Especial Walt Disney: Alice no País das Maravilhas (Alice in Wonderland)


A Obra Prima
Baseado no clássico de Lewis Carroll, Alice no País das Maravilhas é sem dúvida o melhor filme dos estúdios Disney.
Gênio! Essa é a única palavra capaz de descrever o grandioso intelecto deste grande autor que marcou sua época e escreveu seu nome na história. Apenas dois livros foram suficientes para tornar o gênio um ícone e tornar o ícone imortal; Alice no País das Maravilhas e Alice no País do Espelho. A grandeza das duas obras se deve a facilidade que o gênio encontra em inserir o leitor em um mundo completamente novo, mágico, fantástico, surreal, inteligente, gracioso e incrível, vistos por olhos puros inocentes e felizes de uma criança insuportavelmente graciosa e completamente acima da média.

O carisma de Alice é encantador, é fantástico, é sublime! A garotinha encanta com seu charme e intelecto extremamente desenvolvido para uma pequena garotinha de sua idade. Alice é ao mesmo tempo o sonho dos pais e o sonho dos filhos.
Não bastasse a incrível capacidade em mergulhar o leitor num mundo fantástico, com personagens marcantes e uma protagonista épica e formidável, o gênio ainda coloca em seus livros enigmas matemáticos ocultos no texto das duas obras (Carroll além de romancista era professor de matemática).

Vamos então ao filme. Ao contrário do que parece o filme não é baseado apenas em um dos livros, e sim nos dois. É evidente que muita coisa foi alterada e muita coisa foi deixada de fora, o livro é, obviamente, infinitamente mais rico que o filme, detalha melhor o país das maravilhas e o mundo do espelho, se aprofunda muito mais na personalidade da adorável Alice, e dos outros personagens (mas querer que um filme de 75 minutos se compare à dois livros que somados chegam a 317 páginas é querer demais).
No filme somos apresentados a uma linda garotinha que cansada de estudar com sua irmã mais velha (afinal os livros não tinham gravura, e para Alice, alguém conseguir ler um livro que não possui gravuras é incrível), Alice bastante entediada começa a conversar com sua gatinha Diná. Ela começa a explicar como seriam as coisas em seu mundo e enquanto ela cantava uma canção, então vê de repente um coelho branco correndo olhando pro relógio e dizendo que estava atrasado, muito interessada na cena que acabara de presenciar Alice não hesita em seguir o coelho; o coelho entra numa toca e Alice vai atrás e ao entrar ali, ela cai num imenso buraco que, na verdade, era nada mais, nada menos, que a entrada do país das maravilhas...
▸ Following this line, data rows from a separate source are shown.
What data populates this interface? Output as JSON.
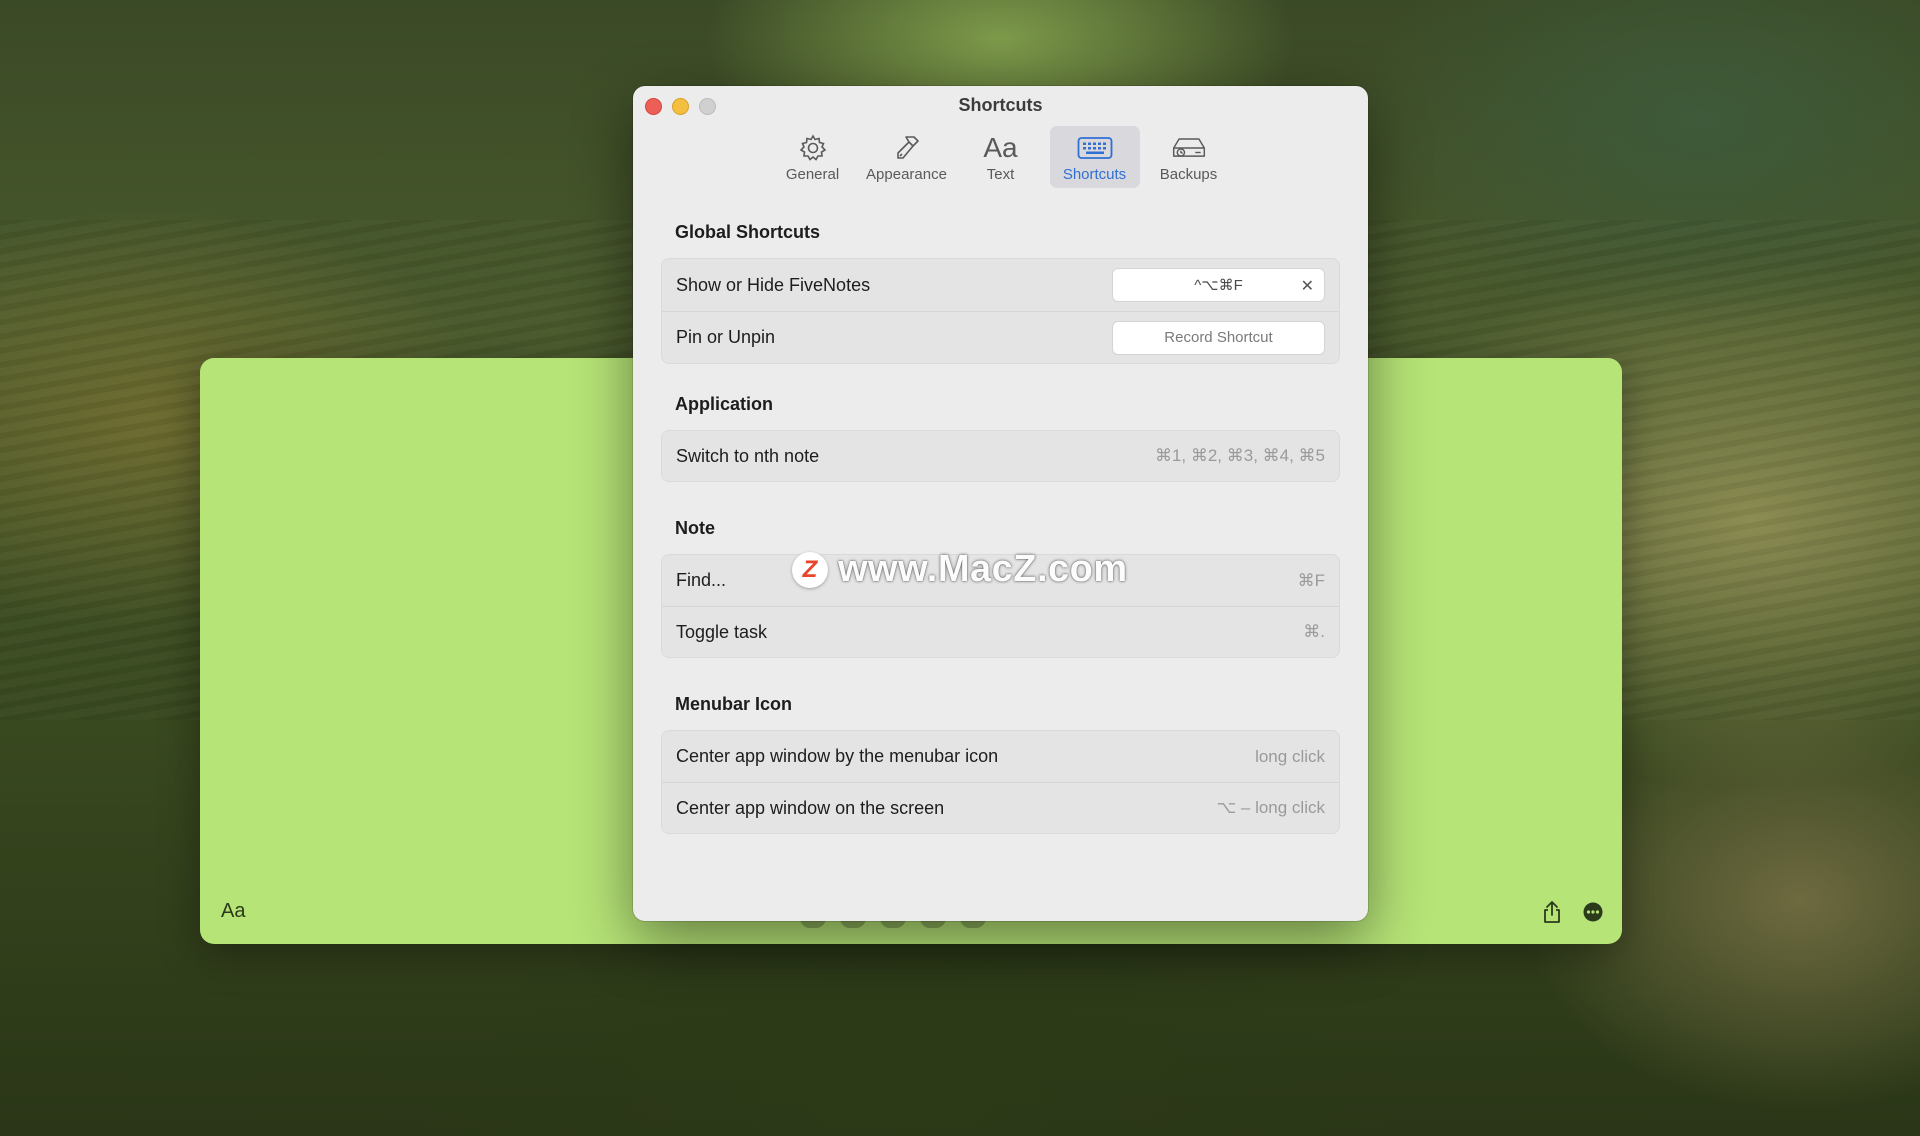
{
  "note": {
    "font_button": "Aa"
  },
  "prefs": {
    "title": "Shortcuts",
    "tabs": [
      {
        "label": "General",
        "icon": "gear-icon"
      },
      {
        "label": "Appearance",
        "icon": "hammer-icon"
      },
      {
        "label": "Text",
        "icon": "text-aa-icon",
        "glyph": "Aa"
      },
      {
        "label": "Shortcuts",
        "icon": "keyboard-icon",
        "active": true
      },
      {
        "label": "Backups",
        "icon": "drive-restore-icon"
      }
    ],
    "sections": {
      "global": {
        "title": "Global Shortcuts",
        "show_hide": {
          "label": "Show or Hide FiveNotes",
          "value": "^⌥⌘F",
          "clear": "✕"
        },
        "pin": {
          "label": "Pin or Unpin",
          "placeholder": "Record Shortcut"
        }
      },
      "application": {
        "title": "Application",
        "switch": {
          "label": "Switch to nth note",
          "hint": "⌘1, ⌘2, ⌘3, ⌘4, ⌘5"
        }
      },
      "note": {
        "title": "Note",
        "find": {
          "label": "Find...",
          "hint": "⌘F"
        },
        "toggle": {
          "label": "Toggle task",
          "hint": "⌘."
        }
      },
      "menubar": {
        "title": "Menubar Icon",
        "center_menubar": {
          "label": "Center app window by the menubar icon",
          "hint": "long click"
        },
        "center_screen": {
          "label": "Center app window on the screen",
          "hint": "⌥ – long click"
        }
      }
    }
  },
  "watermark": {
    "badge": "Z",
    "text": "www.MacZ.com"
  },
  "colors": {
    "note_green": "#b6e477",
    "accent_blue": "#2f6fd6",
    "close_red": "#ec5f57",
    "minimize_yellow": "#f4be3e"
  }
}
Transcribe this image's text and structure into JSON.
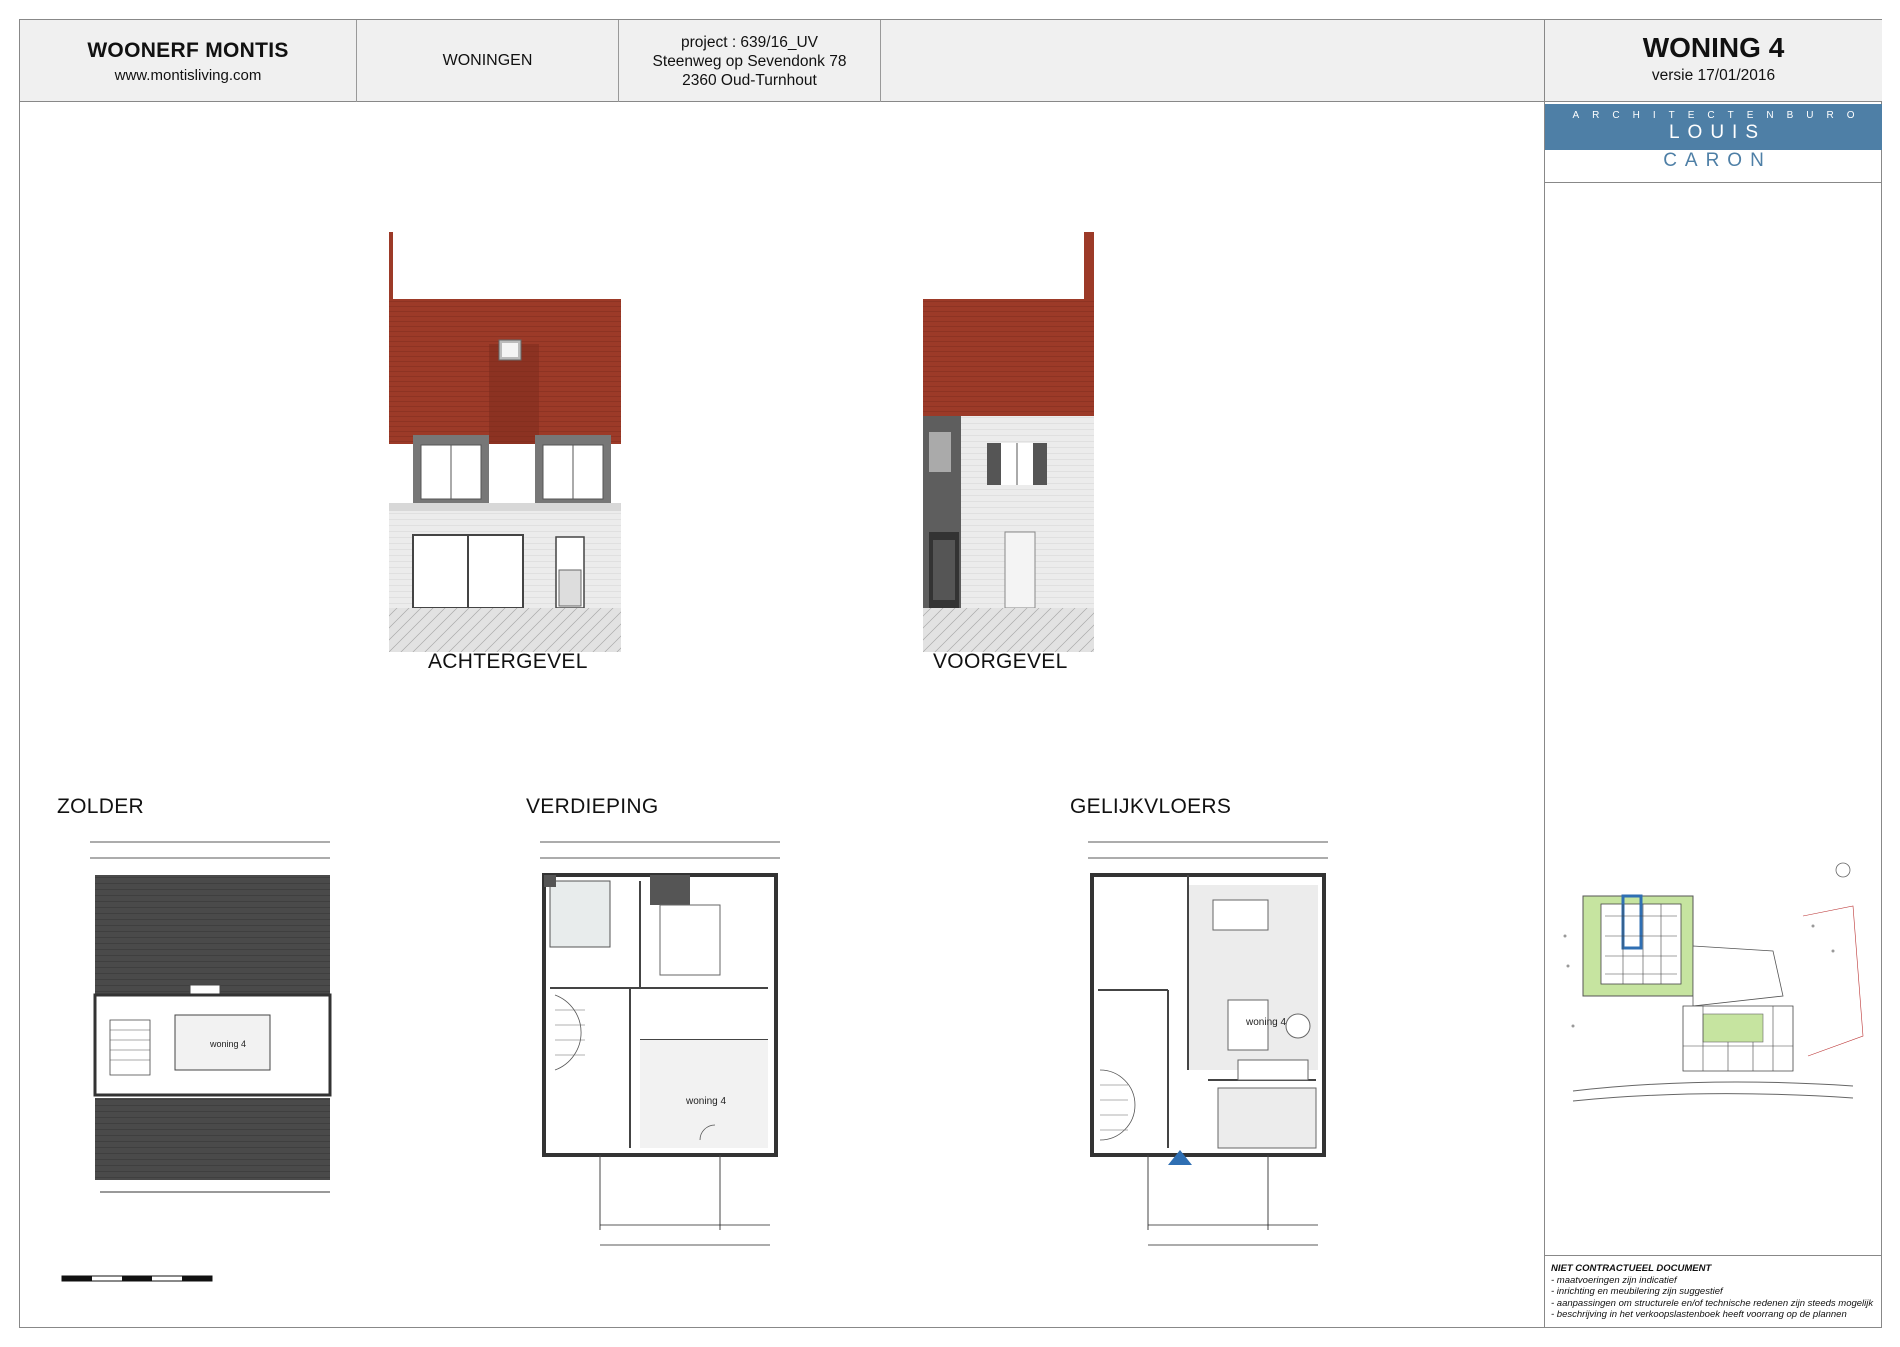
{
  "header": {
    "brand": "WOONERF MONTIS",
    "url": "www.montisliving.com",
    "category": "WONINGEN",
    "project_line1": "project : 639/16_UV",
    "project_line2": "Steenweg op Sevendonk 78",
    "project_line3": "2360 Oud-Turnhout"
  },
  "unit": {
    "title": "WONING 4",
    "version": "versie 17/01/2016"
  },
  "logo": {
    "line1": "ARCHITECTENBURO",
    "line2": "LOUIS",
    "line3": "CARON"
  },
  "elevations": {
    "rear": "ACHTERGEVEL",
    "front": "VOORGEVEL"
  },
  "floorplans": {
    "attic": {
      "title": "ZOLDER",
      "room_label": "woning 4"
    },
    "upper": {
      "title": "VERDIEPING",
      "room_label": "woning 4"
    },
    "ground": {
      "title": "GELIJKVLOERS",
      "room_label": "woning 4"
    }
  },
  "notes": {
    "heading": "NIET CONTRACTUEEL DOCUMENT",
    "lines": [
      "- maatvoeringen zijn indicatief",
      "- inrichting en meubilering zijn suggestief",
      "- aanpassingen om structurele en/of technische redenen zijn steeds mogelijk",
      "- beschrijving in het verkoopslastenboek heeft voorrang op de plannen"
    ]
  },
  "colors": {
    "roof": "#9c3a28",
    "wall": "#e9e9e9",
    "accent": "#4e7fa6",
    "green": "#8ec63f"
  }
}
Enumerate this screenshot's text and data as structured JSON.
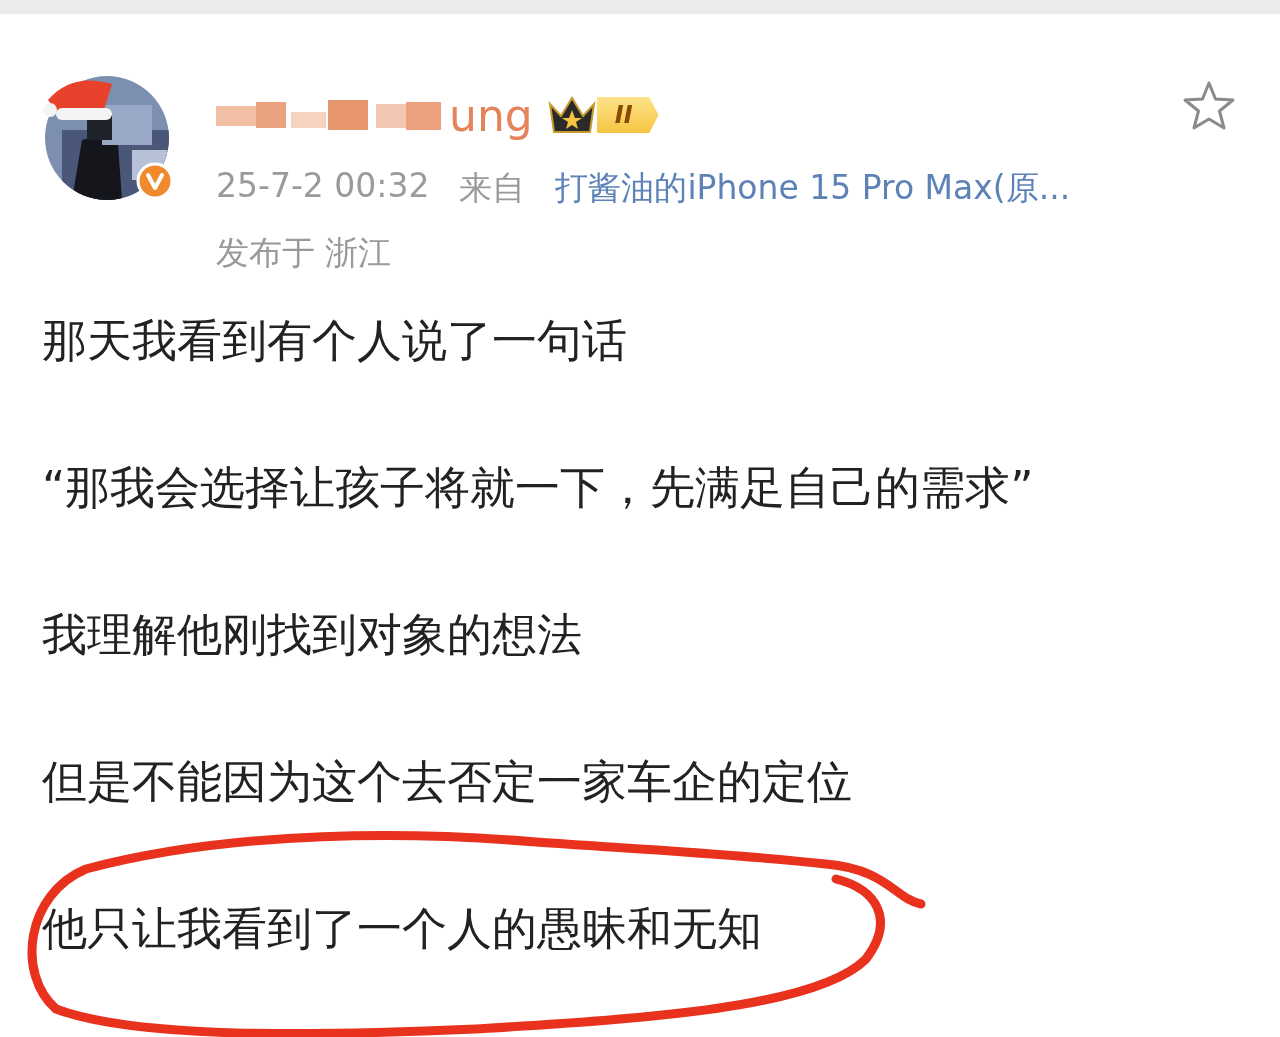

Já no livro o começo é basicamente o mesmo, porém, já dentro do país das maravilhas, Alice vive aventuras mais completas e diferentes e como eu já havia dito antes o filme pega muitos elementos também do segundo livro.
O país das maravilhas no livro (e também no filme) é governado pela Rainha de Copas (sim, a do baralho mesmo). Apesar de haver algumas diferenças entre o livro e o filme também nesse aspecto, já que no filme a rainha realmente comanda tudo inclusive o rei, já no livro o rei tem um papel mais destacado e tem mais autoridade. O Mundo do Espelho é governado pelas Rainhas e Reis do Xadrez, Alice dentro desse mundo (do espelho) acaba vivendo aventuras como se estivesse num tabuleiro de xadrez, o que torna a história ainda mais interessante...

Independente de estar lendo o livro ou vendo o filme, as aventuras que Alice vive são inesquecíveis e fantásticas, e ao entrarmos no mundo em que ela se encontra, nos vemos novamente crianças e entramos no mesmo puro e lindo sonho da pequena, encantadora e inesquecível Alice.